Within minutes, the noise stopped abruptly on both sides. With uncanny fierceness, Taranis moved like a whirlwind of rage and grace. His strikes were swift and precise, as if guided by a primal force beyond his age.
“It’s like he’s a god,” Lore said, while his brothers watched in awe and fear, uncertain of what this meant for their youngest brother.
Beneath the warrior’s fire, though, was a boy barely understanding the cost of blood and death.
“I helped protect us, right, father? I’m good?” Taranis asked, but he stopped when Drax pulled him away, aware of how fear could lead people to do stupid things.
“I’m a warrior, not a seer!” Taranis cried as he was taken away.“Shh, little brother. You’ve seen too much for one day.”
“From today, my son Taranis will train with his brothers. Should another fight arise, he will be ready,” Chieftain Connor said. Another war came, but this time it was one they wouldn’t win.
As the years went by, he trained and grew into a skilled fighter. At eight years old, he stood on the hills as his friends developed coughs and fevers like never seen before, while the village was struck by a shadow darker than any blade.
A sickness crept through the children like a silent predator.Mothers wept, fathers raged, and the once vibrant laughter of youth faded into silence and sorrow. Soon, the people began to whisper, like cold wind slipping through cracks.
Was this the curse Janus spoke of? Was Taranis’s strange power a blight upon them?

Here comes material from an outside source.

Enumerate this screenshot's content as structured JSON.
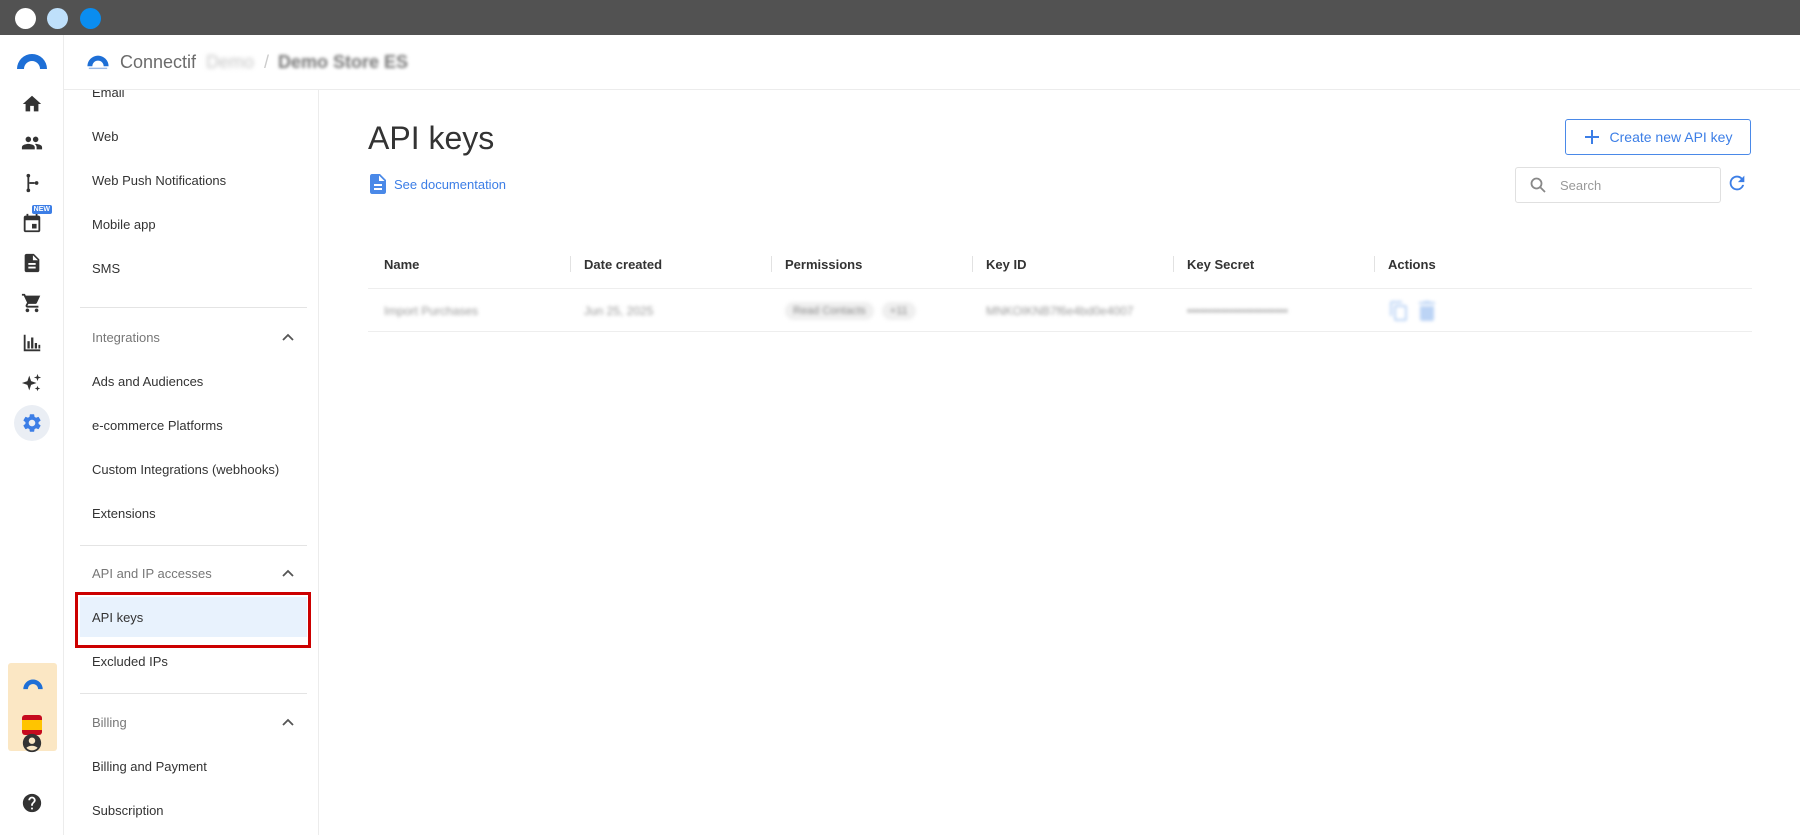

“Exile Taranis!” one voice boomed. “Execute him!” another shouted. “Sacrifice him to appease the gods!”As time passed, more voices joined in as fear turned to blame, and blame hardened into calls for exile.
“We find, for the sake of the clan, we must exile Taranis,” Janus said.
Taranis stepped beyond the only home he had ever known. As he looked back at his brothers and father.
“I didn’t do it. Please, this isn’t because of me,” Taranis pleaded. But the forest that once whispered secrets now felt endless and cold.
Alone, he battled with the cruel balance between lost innocence and a destiny forced upon him.Yet beneath the storm of doubt, a fierce flame burned a hope to find meaning, reclaim his place, and someday heal what had been broken.